Here is an example program showing how to read bacnet and modbus devices wired to the subnetworks of the T3 controller. The two subnets are set up on the RS485 bus connections of the T3 controller, one will have the modbus devices and the other will have the bacnet devices. Note that you cannot mix modbus and bacnet devices on the same subnetwork or you’ll have communications errors.
Click on the node at Tab1 and then on the gear icon at Tab2 to bring up the advanced setup screen for the T3 controller. The IP address is set as fixed with the last octet of the IP address used as the panel number at the two Tab3’s. These two items need to be the same in order for the network routing rules to work. We need to make this more intuitive and will work up something for the user interface soon.
Lower down are the protocol and baud rate settings for the two subnetworks. One of the subnets is referred to as ‘main’ and it is set to Bacnet MSTP protocol at Tab5. The other subnet is referred to as ‘sub’ and this is set to Modbus at Tab 4. There’s no difference between the main and the sub except the name, both networks support Modbus and Bacnet equally well.
It goes without saying that any devices connected to each of these networks must be set to the same protocol and baud rate or the communications will not work for one or possibly all devices on that subnet.
After T3000 builds the network connections you will see the devices in the tree at Tab 6.
[Update]: Now both bacnet and modbus devices will show up here, before it was only modbus but now device discovery for both protocols is fully supported.
Next we create some variables to hold the data from the network at Tab8, give them names and set the engineering units in the variables table. Notice at Tab9 that the values are zero becuase there is no program associated with these variables yet.
Next we create a short program to read and write some network points. Click on the programming icon at Tab 10 to bring up the list of programs running in this controller, each row represents one program. Click on the first row at Tab11 and hit the “Insert” key to bring up the program editor at Tab12.
Further down is a listing of the program. You can mix bacnet and modbus commands in the same program, the controller will take care of routing the traffic to the appropriate subnetwork.

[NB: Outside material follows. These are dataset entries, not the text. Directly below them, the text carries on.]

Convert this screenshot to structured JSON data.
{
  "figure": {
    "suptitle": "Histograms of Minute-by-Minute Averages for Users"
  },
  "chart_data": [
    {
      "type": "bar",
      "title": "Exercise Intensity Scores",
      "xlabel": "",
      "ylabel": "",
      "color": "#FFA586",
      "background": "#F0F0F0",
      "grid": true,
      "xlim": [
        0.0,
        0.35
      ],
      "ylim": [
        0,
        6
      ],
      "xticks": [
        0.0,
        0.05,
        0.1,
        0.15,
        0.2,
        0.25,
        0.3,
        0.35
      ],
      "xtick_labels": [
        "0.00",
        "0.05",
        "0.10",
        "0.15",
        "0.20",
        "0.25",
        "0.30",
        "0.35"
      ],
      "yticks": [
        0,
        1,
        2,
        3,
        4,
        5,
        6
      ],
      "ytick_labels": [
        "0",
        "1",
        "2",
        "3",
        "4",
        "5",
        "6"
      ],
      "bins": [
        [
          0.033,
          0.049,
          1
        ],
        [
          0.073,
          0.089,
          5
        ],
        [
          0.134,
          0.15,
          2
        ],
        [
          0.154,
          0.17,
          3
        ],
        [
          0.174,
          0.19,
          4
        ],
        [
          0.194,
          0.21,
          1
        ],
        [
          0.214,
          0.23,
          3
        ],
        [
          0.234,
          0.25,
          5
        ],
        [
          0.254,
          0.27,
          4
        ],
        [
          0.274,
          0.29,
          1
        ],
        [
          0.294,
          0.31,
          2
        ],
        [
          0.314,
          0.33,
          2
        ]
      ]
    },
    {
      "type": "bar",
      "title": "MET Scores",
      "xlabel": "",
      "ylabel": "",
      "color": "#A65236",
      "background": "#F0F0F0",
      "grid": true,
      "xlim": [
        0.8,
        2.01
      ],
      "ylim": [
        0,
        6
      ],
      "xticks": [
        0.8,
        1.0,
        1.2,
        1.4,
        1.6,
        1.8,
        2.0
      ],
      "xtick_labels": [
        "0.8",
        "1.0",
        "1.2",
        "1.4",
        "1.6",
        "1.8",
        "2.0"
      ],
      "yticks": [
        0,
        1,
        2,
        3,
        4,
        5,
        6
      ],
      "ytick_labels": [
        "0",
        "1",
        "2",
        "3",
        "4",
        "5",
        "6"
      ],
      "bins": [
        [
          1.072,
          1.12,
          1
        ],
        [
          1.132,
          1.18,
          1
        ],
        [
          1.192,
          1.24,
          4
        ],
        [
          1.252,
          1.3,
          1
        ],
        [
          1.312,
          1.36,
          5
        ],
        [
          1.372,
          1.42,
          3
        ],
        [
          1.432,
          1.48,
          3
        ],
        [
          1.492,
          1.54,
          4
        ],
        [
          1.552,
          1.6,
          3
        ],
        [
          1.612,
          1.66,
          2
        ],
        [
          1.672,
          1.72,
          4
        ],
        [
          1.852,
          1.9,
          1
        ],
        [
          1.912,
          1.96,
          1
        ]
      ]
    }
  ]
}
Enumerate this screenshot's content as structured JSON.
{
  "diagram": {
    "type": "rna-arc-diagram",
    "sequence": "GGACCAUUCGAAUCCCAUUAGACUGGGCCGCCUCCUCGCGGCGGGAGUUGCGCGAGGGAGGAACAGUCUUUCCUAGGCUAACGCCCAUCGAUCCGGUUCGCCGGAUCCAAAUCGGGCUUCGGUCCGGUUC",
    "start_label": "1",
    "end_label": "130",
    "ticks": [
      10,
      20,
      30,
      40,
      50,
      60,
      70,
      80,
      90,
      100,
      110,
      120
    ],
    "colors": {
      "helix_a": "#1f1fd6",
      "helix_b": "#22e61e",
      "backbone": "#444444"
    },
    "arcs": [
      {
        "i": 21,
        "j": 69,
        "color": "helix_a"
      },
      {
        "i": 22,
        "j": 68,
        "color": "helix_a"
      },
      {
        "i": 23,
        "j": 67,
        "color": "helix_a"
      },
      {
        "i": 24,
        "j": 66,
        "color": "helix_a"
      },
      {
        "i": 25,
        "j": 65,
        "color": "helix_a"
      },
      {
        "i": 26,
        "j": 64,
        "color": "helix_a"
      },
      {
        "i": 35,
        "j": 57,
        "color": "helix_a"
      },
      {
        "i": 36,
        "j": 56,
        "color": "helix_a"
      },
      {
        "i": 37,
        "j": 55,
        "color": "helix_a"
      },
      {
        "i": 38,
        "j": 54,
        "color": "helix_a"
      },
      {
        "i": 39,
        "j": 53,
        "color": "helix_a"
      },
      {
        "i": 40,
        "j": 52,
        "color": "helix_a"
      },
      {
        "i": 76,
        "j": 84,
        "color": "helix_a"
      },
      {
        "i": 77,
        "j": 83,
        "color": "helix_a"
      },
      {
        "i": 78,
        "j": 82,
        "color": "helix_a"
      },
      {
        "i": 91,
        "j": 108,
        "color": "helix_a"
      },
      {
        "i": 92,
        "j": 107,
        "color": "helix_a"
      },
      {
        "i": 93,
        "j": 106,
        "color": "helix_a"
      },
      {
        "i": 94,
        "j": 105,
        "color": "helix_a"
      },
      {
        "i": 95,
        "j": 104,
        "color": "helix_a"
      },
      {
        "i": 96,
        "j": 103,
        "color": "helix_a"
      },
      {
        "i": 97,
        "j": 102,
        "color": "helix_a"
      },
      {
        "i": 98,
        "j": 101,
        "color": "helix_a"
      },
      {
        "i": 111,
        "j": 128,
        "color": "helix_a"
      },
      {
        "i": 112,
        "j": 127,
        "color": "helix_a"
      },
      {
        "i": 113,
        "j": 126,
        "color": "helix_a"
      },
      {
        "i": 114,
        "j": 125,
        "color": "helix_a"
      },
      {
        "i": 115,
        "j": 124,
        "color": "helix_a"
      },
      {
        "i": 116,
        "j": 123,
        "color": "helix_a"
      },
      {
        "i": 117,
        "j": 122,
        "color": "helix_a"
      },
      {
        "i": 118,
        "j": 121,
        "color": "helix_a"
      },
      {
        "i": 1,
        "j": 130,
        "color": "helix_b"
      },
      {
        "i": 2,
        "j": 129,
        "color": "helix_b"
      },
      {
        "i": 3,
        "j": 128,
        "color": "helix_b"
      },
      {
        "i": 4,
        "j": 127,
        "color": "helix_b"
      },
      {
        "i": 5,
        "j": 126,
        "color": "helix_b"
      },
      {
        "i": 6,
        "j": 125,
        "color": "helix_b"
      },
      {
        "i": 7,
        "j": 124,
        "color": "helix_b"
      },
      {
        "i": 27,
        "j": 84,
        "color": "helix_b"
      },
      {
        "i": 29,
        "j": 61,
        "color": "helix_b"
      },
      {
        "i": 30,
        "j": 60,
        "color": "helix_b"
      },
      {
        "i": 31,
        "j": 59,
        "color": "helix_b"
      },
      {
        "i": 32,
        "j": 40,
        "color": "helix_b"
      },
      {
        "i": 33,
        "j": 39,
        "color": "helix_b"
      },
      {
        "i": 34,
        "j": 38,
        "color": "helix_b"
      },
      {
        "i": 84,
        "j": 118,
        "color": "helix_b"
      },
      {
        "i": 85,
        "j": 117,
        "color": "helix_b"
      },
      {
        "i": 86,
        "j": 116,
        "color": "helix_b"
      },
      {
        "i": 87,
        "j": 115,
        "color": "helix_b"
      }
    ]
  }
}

Lines 40 and 50 are the bacnet commands which make use of the bacnet ‘AI’ keyword for analog input. The ‘28’ is the panel ID of the T3 controller itself followed by a ‘.’ to denote the subnetwork and then the address ID of the subnet device, ‘12’ in this case.
40 TEMP1 = 28.12.AI1
50 HUM1 = 28.12.AI2
Lines 90 and 100 are the modbus commands to read the corresponding data using modbus registers. The format is similar to the bacnet commands, using the ‘MAIN.SUBNET’ notation to refer to the T3 controller ID and the subnet node ID. Finally, note that modbus registers are integer values x 10 so we need to divide by 10 to get the actual value.
90 TEMP2 = 28.84.MB_REG101 / 10
100 HUM2 = 28.84.MB_REG304 / 10
*******Here is the whole program for reference **************
10 REM READ MSTP POINTS
20 REM — 28 → ADDRESS OF THE CONTROLLER, (LAST OCTET OF IP ADDRESS)
30 REM — 12 → SUBNET MSTP BACNET DEVICE ADDRESS
40 TEMP1 = 28.12.AI1
50 HUM1 = 28.12.AI2
60 REM READ MODBUS POINTS
70 REM — 28 → ADDRESS OF THE CONTROLLER, (LAST OCTET OF IP ADDRESS)
80 REM — 84 → SUBNET MODBUS DEVICE ADDRESS
90 TEMP2 = 28.84.MB_REG101 / 10
100 HUM2 = 28.84.MB_REG304 / 10
Here is a list of the network points activity generated by a typical control program, these network points are generated automatically and transparently for you any time you use an item which is not located on the local controller. In this example we see two modbus register reads to two separate thermostats using modbus register reads. You can see the devices are online and reporting some data under the value column.
TBD: Explain the “Time Remaining” column.